A wind turbine consists of three main components: the tower, the nacelle, and the blades. Whereas the tower and the nacelle are easily recyclable, as they are primarily made of steel and other metals, the blade is where we find the main concern. Most of the wind turbine blades are constructed using a combination of fiberglass, carbon fiber and other composite materials, which cannot be recycled. In onshore, where we do find the real challenge of recycling Europe’s first-generation wind farms, we also have to take in mind the foundations for wind turbines, which do not present recycling problems, being composed mainly of concrete, copper and aluminum.

Currently, there is no widely adopted and cost effective method for recycling wind turbines. The composite materials used in the blades are incredibly durable, which makes them perfect for resisting the stress events of wind energy production. Although this same characteristic is the one presenting the defy when it comes to decommissioning and recycling.

Researchers and innovators have been actively seeking for solutions to tackle the wind turbine recycling problem, and alternative initiatives have been carried out to give these wind turbine blades a second life.

At Nabla Wind Hub, we are greatly inspired to tackle this latest environmental challenge, and to this end we have adopted the principles of the circular economy (recover, recycle, reuse), in addition to getting involved in different actions to deal with the recycling of wind turbines.

Nabla Wind Hub, though eTa Blades, works for some years now in a research project named MARLIC (acronym for "Marche Applied Research Laboratory for Innovative Composites") that aims to give a second life to blade production scraps and dismantled blades, recovering materials and applying the circular economy criteria, in order to then reusing these recovered materials in our own production.

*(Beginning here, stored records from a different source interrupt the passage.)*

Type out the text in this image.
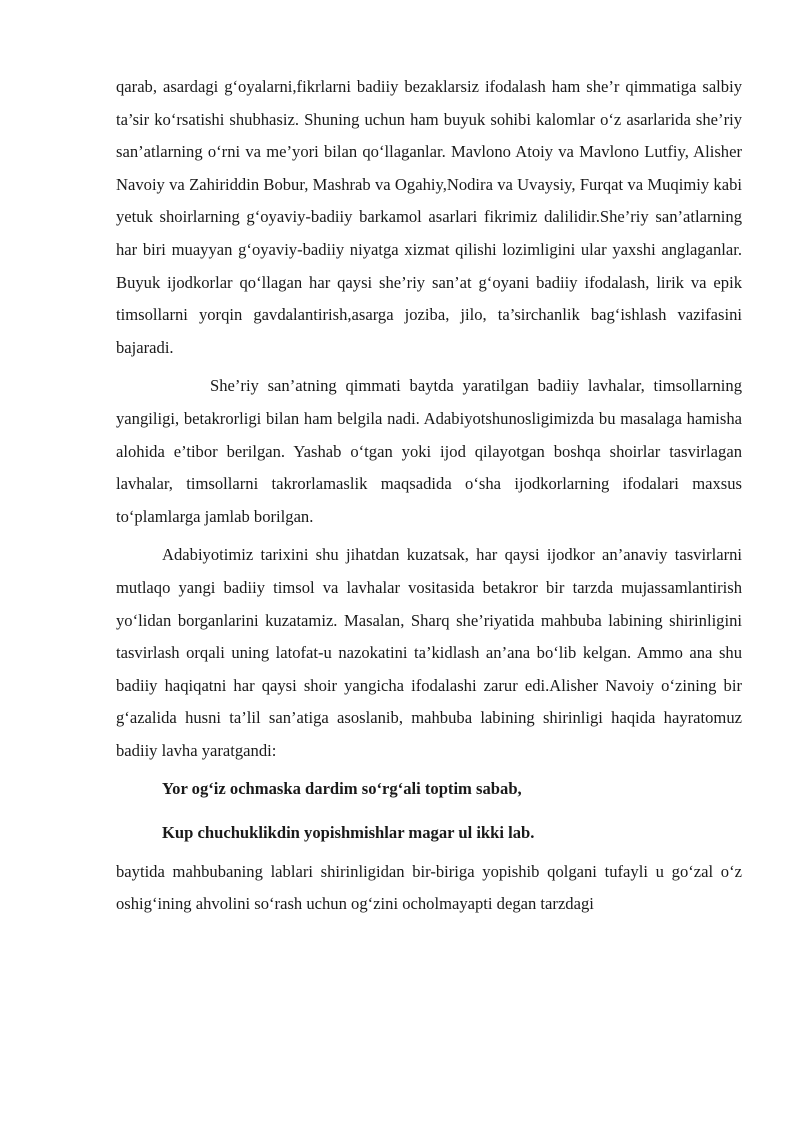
qarab, asardagi g‘oyalarni,fikrlarni badiiy bezaklarsiz ifodalash ham she’r qimmatiga salbiy ta’sir ko‘rsatishi shubhasiz. Shuning uchun ham buyuk sohibi kalomlar o‘z asarlarida she’riy san’atlarning o‘rni va me’yori bilan qo‘llaganlar. Mavlono Atoiy va Mavlono Lutfiy, Alisher Navoiy va Zahiriddin Bobur, Mashrab va Ogahiy,Nodira va Uvaysiy, Furqat va Muqimiy kabi yetuk shoirlarning g‘oyaviy-badiiy barkamol asarlari fikrimiz dalilidir.She’riy san’atlarning har biri muayyan g‘oyaviy-badiiy niyatga xizmat qilishi lozimligini ular yaxshi anglaganlar. Buyuk ijodkorlar qo‘llagan har qaysi she’riy san’at g‘oyani badiiy ifodalash, lirik va epik timsollarni yorqin gavdalantirish,asarga joziba, jilo, ta’sirchanlik bag‘ishlash vazifasini bajaradi.

She’riy san’atning qimmati baytda yaratilgan badiiy lavhalar, timsollarning yangiligi, betakrorligi bilan ham belgila nadi. Adabiyotshunosligimizda bu masalaga hamisha alohida e’tibor berilgan. Yashab o‘tgan yoki ijod qilayotgan boshqa shoirlar tasvirlagan lavhalar, timsollarni takrorlamaslik maqsadida o‘sha ijodkorlarning ifodalari maxsus to‘plamlarga jamlab borilgan.

Adabiyotimiz tarixini shu jihatdan kuzatsak, har qaysi ijodkor an’anaviy tasvirlarni mutlaqo yangi badiiy timsol va lavhalar vositasida betakror bir tarzda mujassamlantirish yo‘lidan borganlarini kuzatamiz. Masalan, Sharq she’riyatida mahbuba labining shirinligini tasvirlash orqali uning latofat-u nazokatini ta’kidlash an’ana bo‘lib kelgan. Ammo ana shu badiiy haqiqatni har qaysi shoir yangicha ifodalashi zarur edi.Alisher Navoiy o‘zining bir g‘azalida husni ta’lil san’atiga asoslanib, mahbuba labining shirinligi haqida hayratomuz badiiy lavha yaratgandi:

Yor og‘iz ochmaska dardim so‘rg‘ali toptim sabab,

Kup chuchuklikdin yopishmishlar magar ul ikki lab.

baytida mahbubaning lablari shirinligidan bir-biriga yopishib qolgani tufayli u go‘zal o‘z oshig‘ining ahvolini so‘rash uchun og‘zini ocholmayapti degan tarzdagi
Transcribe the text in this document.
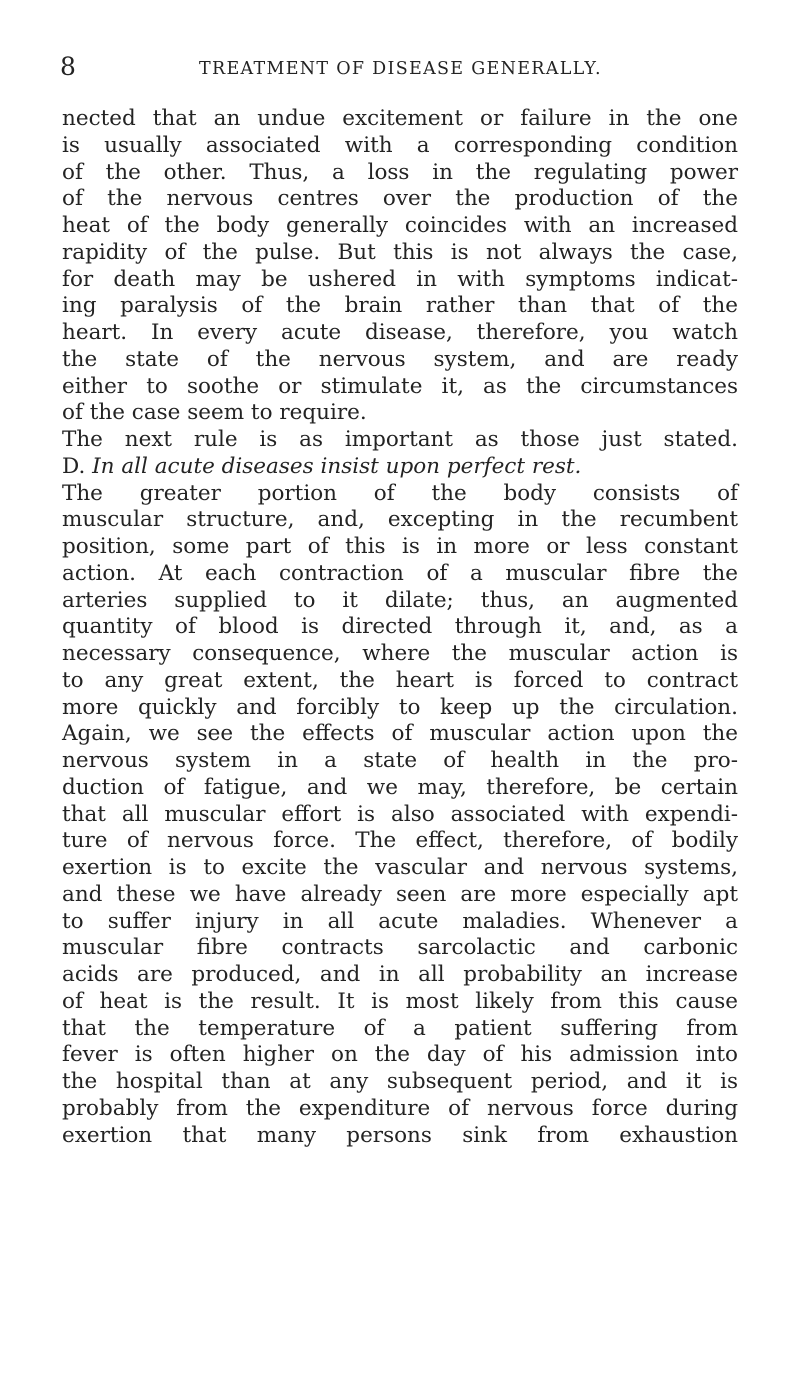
8	TREATMENT OF DISEASE GENERALLY.
nected that an undue excitement or failure in the one
is usually associated with a corresponding condition
of the other. Thus, a loss in the regulating power
of the nervous centres over the production of the
heat of the body generally coincides with an increased
rapidity of the pulse. But this is not always the case,
for death may be ushered in with symptoms indicat-
ing paralysis of the brain rather than that of the
heart. In every acute disease, therefore, you watch
the state of the nervous system, and are ready
either to soothe or stimulate it, as the circumstances
of the case seem to require.
The next rule is as important as those just stated.
D. In all acute diseases insist upon perfect rest.
The greater portion of the body consists of
muscular structure, and, excepting in the recumbent
position, some part of this is in more or less constant
action. At each contraction of a muscular fibre the
arteries supplied to it dilate; thus, an augmented
quantity of blood is directed through it, and, as a
necessary consequence, where the muscular action is
to any great extent, the heart is forced to contract
more quickly and forcibly to keep up the circulation.
Again, we see the effects of muscular action upon the
nervous system in a state of health in the pro-
duction of fatigue, and we may, therefore, be certain
that all muscular effort is also associated with expendi-
ture of nervous force. The effect, therefore, of bodily
exertion is to excite the vascular and nervous systems,
and these we have already seen are more especially apt
to suffer injury in all acute maladies. Whenever a
muscular fibre contracts sarcolactic and carbonic
acids are produced, and in all probability an increase
of heat is the result. It is most likely from this cause
that the temperature of a patient suffering from
fever is often higher on the day of his admission into
the hospital than at any subsequent period, and it is
probably from the expenditure of nervous force during
exertion that many persons sink from exhaustion
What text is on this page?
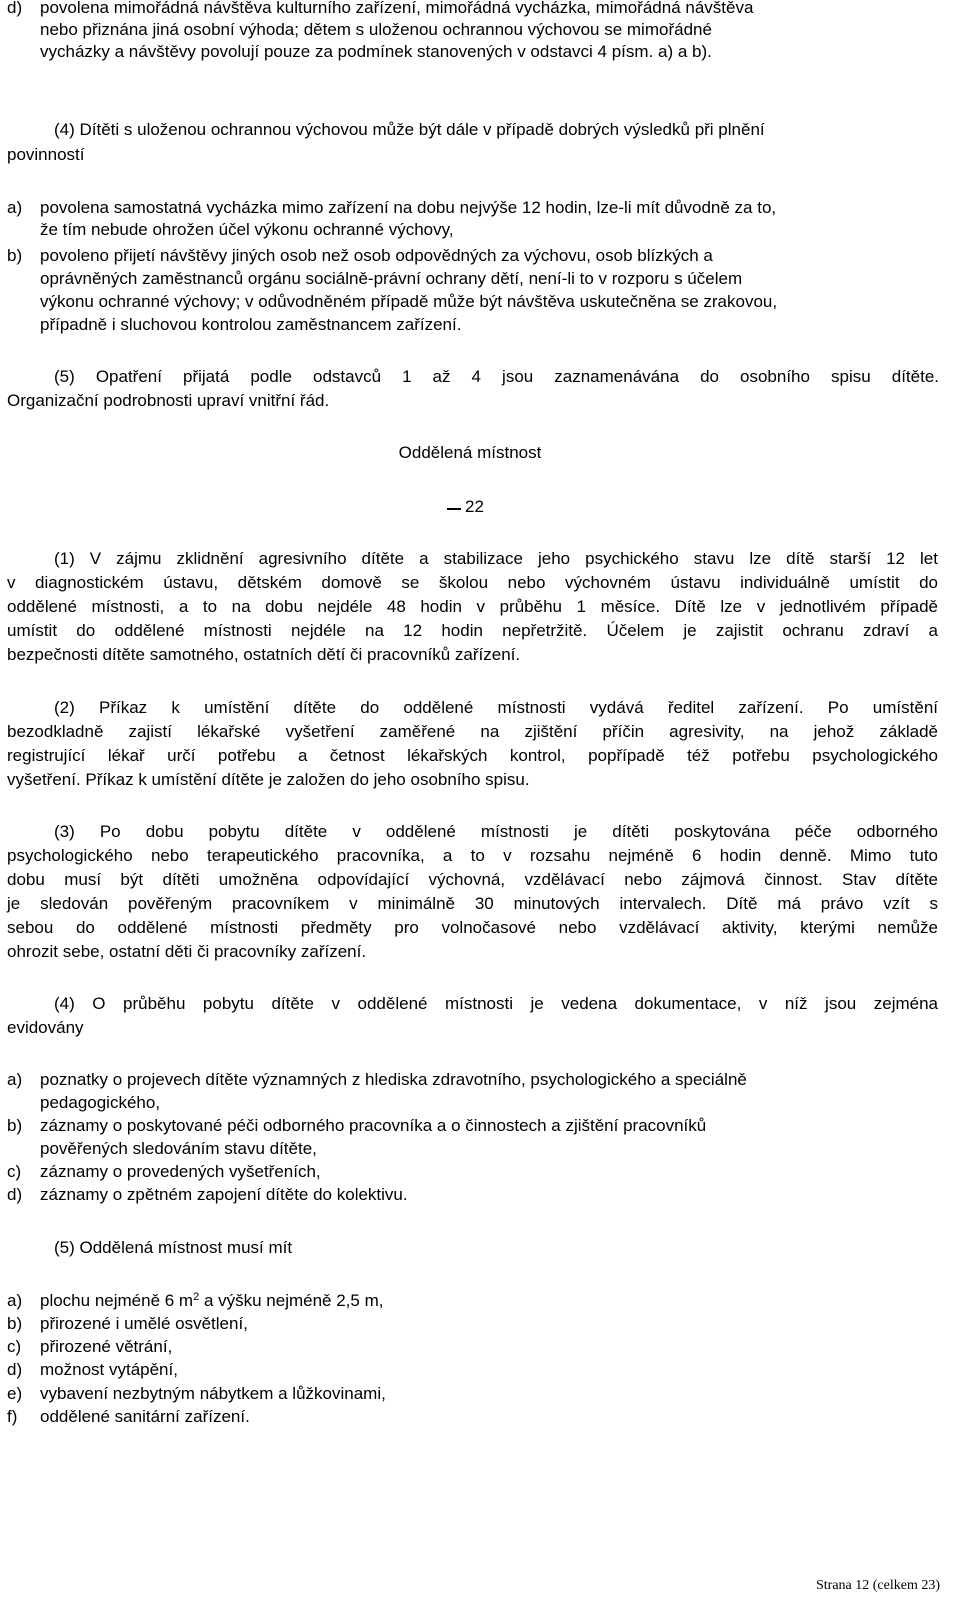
d) povolena mimořádná návštěva kulturního zařízení, mimořádná vycházka, mimořádná návštěva
nebo přiznána jiná osobní výhoda; dětem s uloženou ochrannou výchovou se mimořádné
vycházky a návštěvy povolují pouze za podmínek stanovených v odstavci 4 písm. a) a b).
(4) Dítěti s uloženou ochrannou výchovou může být dále v případě dobrých výsledků při plnění
povinností
a) povolena samostatná vycházka mimo zařízení na dobu nejvýše 12 hodin, lze-li mít důvodně za to,
že tím nebude ohrožen účel výkonu ochranné výchovy,
b) povoleno přijetí návštěvy jiných osob než osob odpovědných za výchovu, osob blízkých a
oprávněných zaměstnanců orgánu sociálně-právní ochrany dětí, není-li to v rozporu s účelem
výkonu ochranné výchovy; v odůvodněném případě může být návštěva uskutečněna se zrakovou,
případně i sluchovou kontrolou zaměstnancem zařízení.
(5) Opatření přijatá podle odstavců 1 až 4 jsou zaznamenávána do osobního spisu dítěte.
Organizační podrobnosti upraví vnitřní řád.
Oddělená místnost
22
(1) V zájmu zklidnění agresivního dítěte a stabilizace jeho psychického stavu lze dítě starší 12 let
v diagnostickém ústavu, dětském domově se školou nebo výchovném ústavu individuálně umístit do
oddělené místnosti, a to na dobu nejdéle 48 hodin v průběhu 1 měsíce. Dítě lze v jednotlivém případě
umístit do oddělené místnosti nejdéle na 12 hodin nepřetržitě. Účelem je zajistit ochranu zdraví a
bezpečnosti dítěte samotného, ostatních dětí či pracovníků zařízení.
(2) Příkaz k umístění dítěte do oddělené místnosti vydává ředitel zařízení. Po umístění
bezodkladně zajistí lékařské vyšetření zaměřené na zjištění příčin agresivity, na jehož základě
registrující lékař určí potřebu a četnost lékařských kontrol, popřípadě též potřebu psychologického
vyšetření. Příkaz k umístění dítěte je založen do jeho osobního spisu.
(3) Po dobu pobytu dítěte v oddělené místnosti je dítěti poskytována péče odborného
psychologického nebo terapeutického pracovníka, a to v rozsahu nejméně 6 hodin denně. Mimo tuto
dobu musí být dítěti umožněna odpovídající výchovná, vzdělávací nebo zájmová činnost. Stav dítěte
je sledován pověřeným pracovníkem v minimálně 30 minutových intervalech. Dítě má právo vzít s
sebou do oddělené místnosti předměty pro volnočasové nebo vzdělávací aktivity, kterými nemůže
ohrozit sebe, ostatní děti či pracovníky zařízení.
(4) O průběhu pobytu dítěte v oddělené místnosti je vedena dokumentace, v níž jsou zejména
evidovány
a) poznatky o projevech dítěte významných z hlediska zdravotního, psychologického a speciálně
pedagogického,
b) záznamy o poskytované péči odborného pracovníka a o činnostech a zjištění pracovníků
pověřených sledováním stavu dítěte,
c) záznamy o provedených vyšetřeních,
d) záznamy o zpětném zapojení dítěte do kolektivu.
(5) Oddělená místnost musí mít
a) plochu nejméně 6 $m^2$ a výšku nejméně 2,5 m,
b) přirozené i umělé osvětlení,
c) přirozené větrání,
d) možnost vytápění,
e) vybavení nezbytným nábytkem a lůžkovinami,
f) oddělené sanitární zařízení.
Strana 12 (celkem 23)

Moreover, we have carried out some circularity projects turning wind turbine manufacturing scraps into eco-designs such as urban furniture, bicycle parking, and even colorful design lamps made to decorate your kitchen with an ethical, responsible, as modern design.

For the near future, we are considering the possibility of immersing ourselves in the innovation project of using the wind turbine blades as the main structure for the creation of small bridges as the next step in our wind blade circularity.

From our view, these initiatives aimed at developing standardized recycling methods, promoting eco-design practices, and incentivizing sustainable disposal and recycling of wind turbine components, are in any case essential.

In celebration of the World Recycling Day from Nabla Wind Hub we wanted to highlight the recycling challenge that we have within the wind industry, which requires collaboration among stakeholders, researchers, governments, recycling experts, and we all.

As we embrace wind energy as a crucial part of our energy mix, it is of high importance to recognize and address the challenges surrounding the wind turbine recycling, to keep working in innovative solutions that can pave the way for a more sustainable future and ensuring that the environmental benefits of wind energy are upheld throughout the entire life cycle of the wind turbines.